‘Tiny bug slayer’ was an ancient relative of dinosaurs and pterosaurs


A newly-described reptile species from Madagascar suggests that dinosaurs and pterosaurs (extinct flying reptiles) had an extremely small ancestor — just 10 centimetres tall. The fossil is named Kongonaphon kely which translates in the Malagasy language as ‘tiny bug slayer’. Wear on its teeth suggests that it ate insects, which helped it to survive by occupying a different niche to its mostly meat-eating relatives.

Kongonaphon provides evidence for a ‘miniaturisation event’: a sharp decrease in ancestors’ body size, before dinosaurs and pterosaurs eventually evolved to be much bigger. A tiny ancestral body size may help explain the origins of flight in pterosaurs. All flying animals seem to have evolved from very small ancestors. A smaller, lighter body is more conducive to aerial locomotion such as gliding; an important intermediary step in the origin of flight.

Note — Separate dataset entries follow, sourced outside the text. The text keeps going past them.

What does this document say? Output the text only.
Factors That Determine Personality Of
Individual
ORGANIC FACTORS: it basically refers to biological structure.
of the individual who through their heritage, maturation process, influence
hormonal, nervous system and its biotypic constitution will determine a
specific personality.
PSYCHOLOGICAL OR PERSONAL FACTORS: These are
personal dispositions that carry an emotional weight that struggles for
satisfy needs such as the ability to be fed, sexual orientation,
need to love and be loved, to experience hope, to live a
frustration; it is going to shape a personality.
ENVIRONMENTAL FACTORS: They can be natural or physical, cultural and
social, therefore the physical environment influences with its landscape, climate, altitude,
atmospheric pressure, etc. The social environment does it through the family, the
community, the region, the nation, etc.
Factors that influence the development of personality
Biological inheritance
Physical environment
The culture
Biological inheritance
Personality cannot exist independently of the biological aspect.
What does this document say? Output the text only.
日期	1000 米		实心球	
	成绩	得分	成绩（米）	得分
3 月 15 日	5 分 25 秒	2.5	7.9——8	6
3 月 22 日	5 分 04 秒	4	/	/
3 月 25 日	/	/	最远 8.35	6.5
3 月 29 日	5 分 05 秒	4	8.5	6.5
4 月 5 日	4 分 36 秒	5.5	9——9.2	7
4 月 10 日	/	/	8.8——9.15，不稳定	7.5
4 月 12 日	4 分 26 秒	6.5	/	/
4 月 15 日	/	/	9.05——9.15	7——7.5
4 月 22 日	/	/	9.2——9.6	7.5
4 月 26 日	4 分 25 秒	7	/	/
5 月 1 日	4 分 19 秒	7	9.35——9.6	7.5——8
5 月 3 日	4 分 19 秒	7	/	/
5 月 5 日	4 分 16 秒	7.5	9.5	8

Its discovery may also explain the evolution of feathers in dinosaurs and pterosaurs. Kongonaphon’s habitat would have had sudden shifts in temperature between the days and the nights. A growth of feathers might have helped it to regulate its body heat.

During the time Kongonaphon was alive (around 237 million years ago), Madagascar was attached to India as part of the supercontinent Gondwana. “Triassic vertebrate fossils of similar age have been found in a band of rocks extending across Madhya Pradesh, Chhattisgarh and Odisha. I am confident that future work by Indian paleontologists will recover relatives of Kongonaphon,” said Christian F. Kammerer, Research Curator of Paleontology at the North Carolina Museum of Natural Sciences.